On the issue of Parris’s request for a domestic violence restraining order, the above evidence clearly supports issuing such an order. Under the statute, disturbing the peace of a party constitutes abuse as does stalking, and clearly Christopher was unreasonably disturbing and stalking Parris. Such orders are reviewed under the abuse of discretion standard, so substantial evidence clearly supported affirming the trial court’s grant of a domestic violence restraining order – and the appellate court so ruled. And that should have been it.

But the court did not stop there. Christopher claimed that “a finding of non-physical abuse under the [DVPA} be subject to a reasonable person standard …” Jumping at the opportunity to write an unnecessary statutory interpretation, the court found that, since the word “reasonable” did not appear in the statute and the language was not ambiguous, an applicant for a DVRO need not show a “reasonable apprehension” of imminent harm, just any old apprehension, reasonable or not, will do. The court’s pointed out that reference to reasonableness occurred in other parts of the statute, so that if the legislature wanted a reasonableness standard applied, it would have added that language.

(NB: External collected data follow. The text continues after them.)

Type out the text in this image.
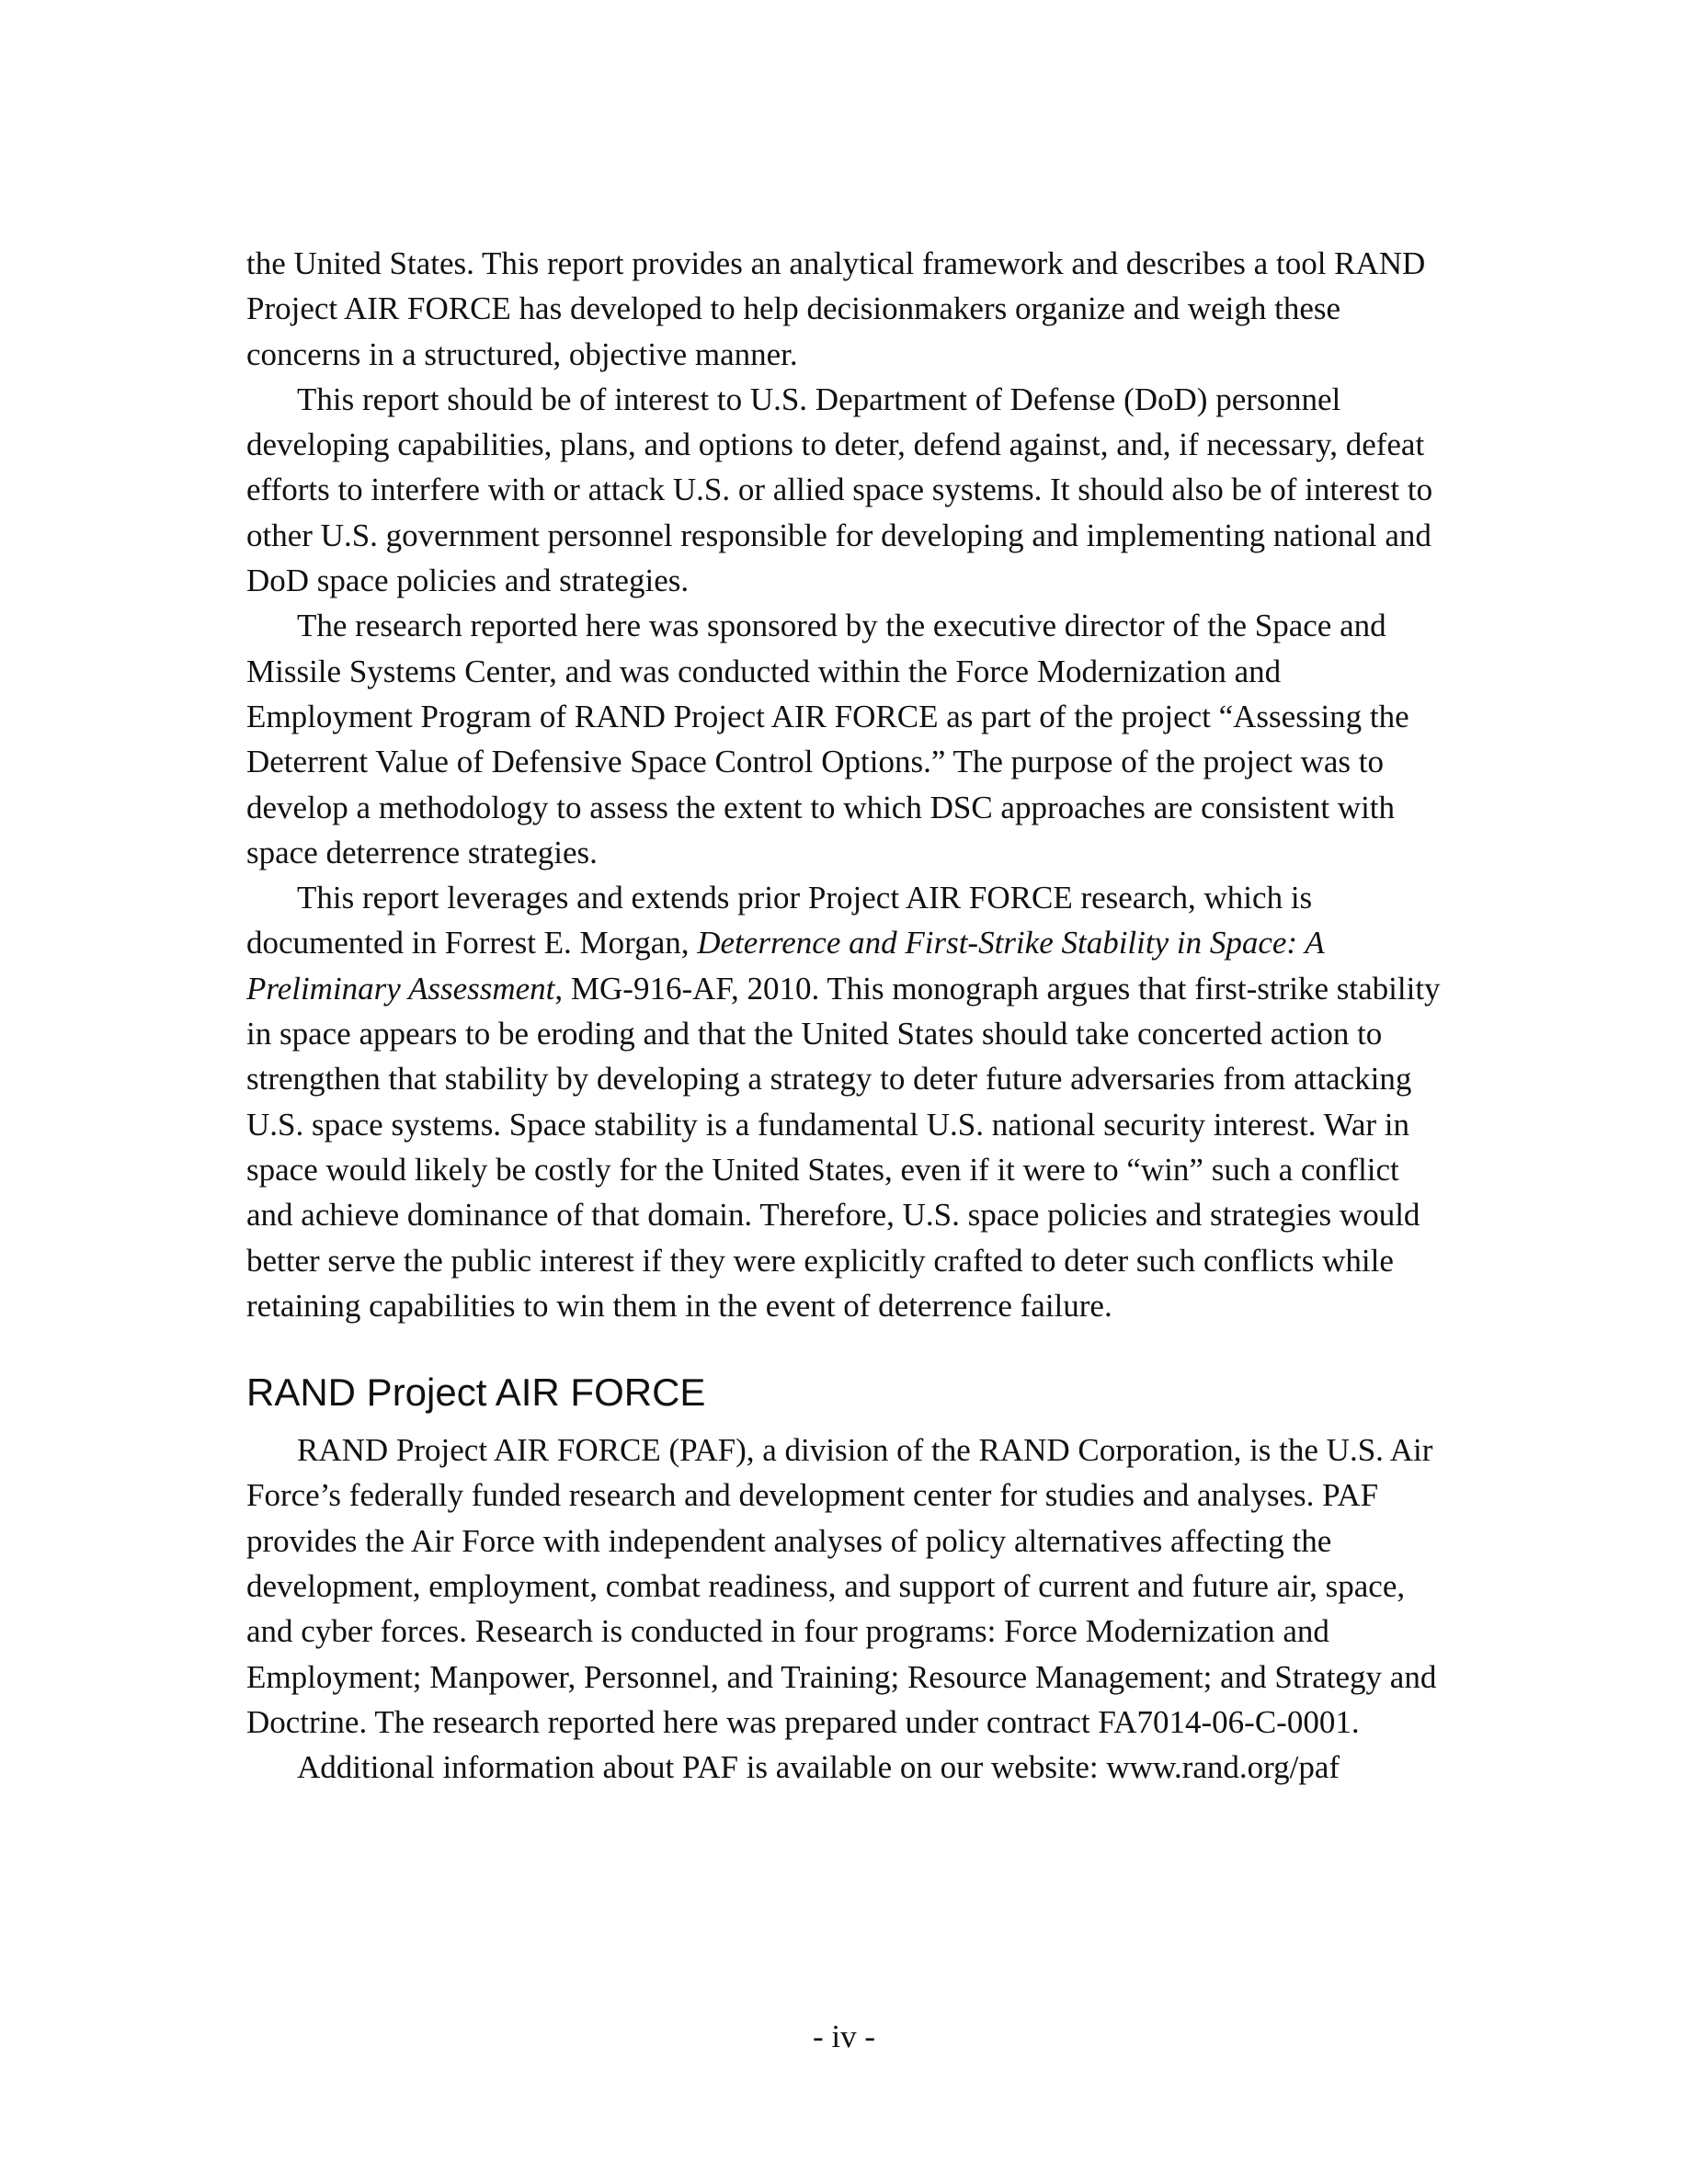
the United States. This report provides an analytical framework and describes a tool RAND Project AIR FORCE has developed to help decisionmakers organize and weigh these concerns in a structured, objective manner.

This report should be of interest to U.S. Department of Defense (DoD) personnel developing capabilities, plans, and options to deter, defend against, and, if necessary, defeat efforts to interfere with or attack U.S. or allied space systems. It should also be of interest to other U.S. government personnel responsible for developing and implementing national and DoD space policies and strategies.

The research reported here was sponsored by the executive director of the Space and Missile Systems Center, and was conducted within the Force Modernization and Employment Program of RAND Project AIR FORCE as part of the project “Assessing the Deterrent Value of Defensive Space Control Options.” The purpose of the project was to develop a methodology to assess the extent to which DSC approaches are consistent with space deterrence strategies.

This report leverages and extends prior Project AIR FORCE research, which is documented in Forrest E. Morgan, Deterrence and First-Strike Stability in Space: A Preliminary Assessment, MG-916-AF, 2010. This monograph argues that first-strike stability in space appears to be eroding and that the United States should take concerted action to strengthen that stability by developing a strategy to deter future adversaries from attacking U.S. space systems. Space stability is a fundamental U.S. national security interest. War in space would likely be costly for the United States, even if it were to “win” such a conflict and achieve dominance of that domain. Therefore, U.S. space policies and strategies would better serve the public interest if they were explicitly crafted to deter such conflicts while retaining capabilities to win them in the event of deterrence failure.

RAND Project AIR FORCE

RAND Project AIR FORCE (PAF), a division of the RAND Corporation, is the U.S. Air Force’s federally funded research and development center for studies and analyses. PAF provides the Air Force with independent analyses of policy alternatives affecting the development, employment, combat readiness, and support of current and future air, space, and cyber forces. Research is conducted in four programs: Force Modernization and Employment; Manpower, Personnel, and Training; Resource Management; and Strategy and Doctrine. The research reported here was prepared under contract FA7014-06-C-0001.

Additional information about PAF is available on our website: www.rand.org/paf

- iv -
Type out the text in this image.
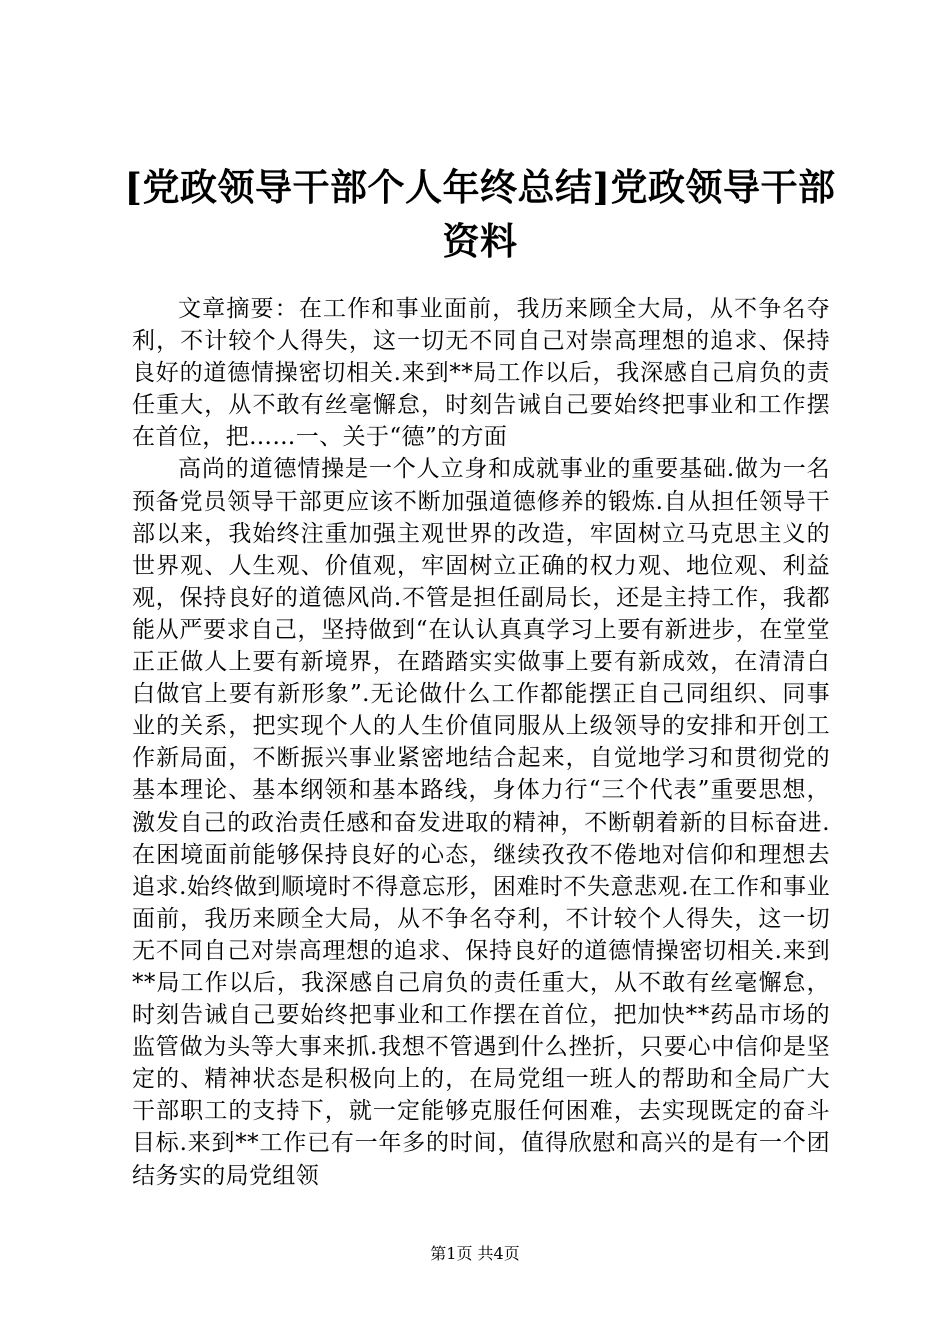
[党政领导干部个人年终总结]党政领导干部资料

文章摘要：在工作和事业面前，我历来顾全大局，从不争名夺利，不计较个人得失，这一切无不同自己对崇高理想的追求、保持良好的道德情操密切相关.来到**局工作以后，我深感自己肩负的责任重大，从不敢有丝毫懈怠，时刻告诫自己要始终把事业和工作摆在首位，把……一、关于“德”的方面

高尚的道德情操是一个人立身和成就事业的重要基础.做为一名预备党员领导干部更应该不断加强道德修养的锻炼.自从担任领导干部以来，我始终注重加强主观世界的改造，牢固树立马克思主义的世界观、人生观、价值观，牢固树立正确的权力观、地位观、利益观，保持良好的道德风尚.不管是担任副局长，还是主持工作，我都能从严要求自己，坚持做到“在认认真真学习上要有新进步，在堂堂正正做人上要有新境界，在踏踏实实做事上要有新成效，在清清白白做官上要有新形象”.无论做什么工作都能摆正自己同组织、同事业的关系，把实现个人的人生价值同服从上级领导的安排和开创工作新局面，不断振兴事业紧密地结合起来，自觉地学习和贯彻党的基本理论、基本纲领和基本路线，身体力行“三个代表”重要思想，激发自己的政治责任感和奋发进取的精神，不断朝着新的目标奋进.在困境面前能够保持良好的心态，继续孜孜不倦地对信仰和理想去追求.始终做到顺境时不得意忘形，困难时不失意悲观.在工作和事业面前，我历来顾全大局，从不争名夺利，不计较个人得失，这一切无不同自己对崇高理想的追求、保持良好的道德情操密切相关.来到**局工作以后，我深感自己肩负的责任重大，从不敢有丝毫懈怠，时刻告诫自己要始终把事业和工作摆在首位，把加快**药品市场的监管做为头等大事来抓.我想不管遇到什么挫折，只要心中信仰是坚定的、精神状态是积极向上的，在局党组一班人的帮助和全局广大干部职工的支持下，就一定能够克服任何困难，去实现既定的奋斗目标.来到**工作已有一年多的时间，值得欣慰和高兴的是有一个团结务实的局党组领

第1页 共4页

While the word “reasonable” was not in the language of the statute, there is the language in the statute cited by the court that the “totality of the circumstances” be considered by a trial court in evaluating whether emotional calm has been disturbed. But doesn’t that necessarily imply that the court, in looking at the totality of the circumstances, does so by using a reasonableness standard to judge whether the circumstances support the claim of disturbing emotional calm? The court does not say what the difference is between the “reasonableness” standard and the “totality of the circumstances” standard, but implies there is one. Instead, the court fails to explain what it means, and that just muddies the waters. Indeed, in the absence of the distinction, trial courts would likely use a reasonableness standard, which has always been a cornerstone of legal interpretation. As one court pointed out long ago: “One excellence of the common law is, that it works itself pure, by drawing from the fountain of reason … “ Shaw v. Moore, 49. N.C. 25,27 (1856). If someone is genuinely in fear but that fear is devoid of reason, a court looking at the “totality of the circumstances” should not be entering a DVRO. But with this opinion, we are left to wonder what the court intended by discarding reasonableness.

DVROs have very serious ramifications. They support an arrest if violated, and sometimes those violations can occur accidentally or because of living circumstances or due to efforts to resolve differences. And the existence of a DVRO casts a shadow across a person’s character and can result in the loss of a job or disqualification from advancement or other professional opportunities. Unlike criminal convictions, DVROs cannot be expunged from one’s record.

Significantly, DVRO requests are frequently used as pure tactics in divorce proceedings, and judges need to beware and scrutinize such requests carefully in recognition of this fact. Once a DVRO is issued, a parent no longer can have joint custody of his or her child and may not even be able to see that child. DVROs can also force someone from their home. These orders are often obtained ex parte without notice, and can be filed in anticipation of or simultaneously with a divorce action. So, an unreasonable apprehension of harm should support such things, thereby giving the applicant spouse an unfair advantage in the divorce proceeding?

It is likely that the language of Parris discarding “reasonableness” will be cited in divorce cases to support DVROs based on the claim of loss of emotional calm. But what party in a divorce has not had their emotional calm disturbed? That process is universally recognized as traumatic, and the disharmony in a marriage leading up to divorce is similarly terribly disturbing. DVROs must be ordered in cases of abuse, but courts must take care not to issue them unreasonably.